As the snow piles up here in New York, I long for those few blissful days we had in Florida a few short weeks ago. On one day, it was a bit chilly, if in fact you can call the mid-60s "chilly." But as always, we wanted to make the most of the day. We traded in our bathing suits for our cozy Pennymeade sweats and headed to the pier downtown. The children had a blast peeking over the pier at the surfers and fisherman, the salty air and cool breeze kissing their cheeks. As only young children do, they turned the walk into an adventure and even made friends with some wildlife along the way.
That sweet memory of my children on the pier got me to thinking about perspective. On that "chilly" day, we bundled up, but if we were graced with 60 degree temps today, my kids would be the first to shed their sweats and swap out shorts in their place. As moms, life is all about perspective and relativity. A mere six hours of sleep sounds terrible if you're used to eight, but if you're a new mom tending to a baby every hour and a half around the clock, six hours straight sounds like a pipe dream. As my youngest keeps up with his big brother and sisters, and my four year old outgrows another pair of boots, I am stunned at how big they've gotten, but again - it's all relative - and they are really just so small. The other night I was looking at some pictures of when our third child was born. At the time, our eldest seemed so grown-up. He was the big kid after all, two little sisters to look after. And through the lens of relativity, he was. But to look at those photos now stuns me at just how little he was.
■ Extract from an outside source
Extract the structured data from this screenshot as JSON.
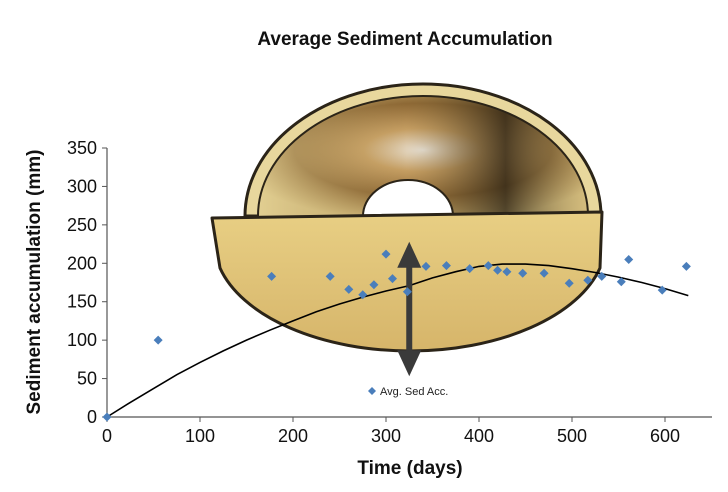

As the kids traipse in and out for what seems like the eighteenth time to grab another four whole minutes of fun in the snow, I'm calling upon the gift of perspective. I know these days when everyone needs help to pull on their mittens and boots are but fleeting moments, and soon enough their independence will be my new reality. Until then, I've cleared the better part of my calendar to pour milk, button pants, tie shoes, and give thanks for the gift of perspective.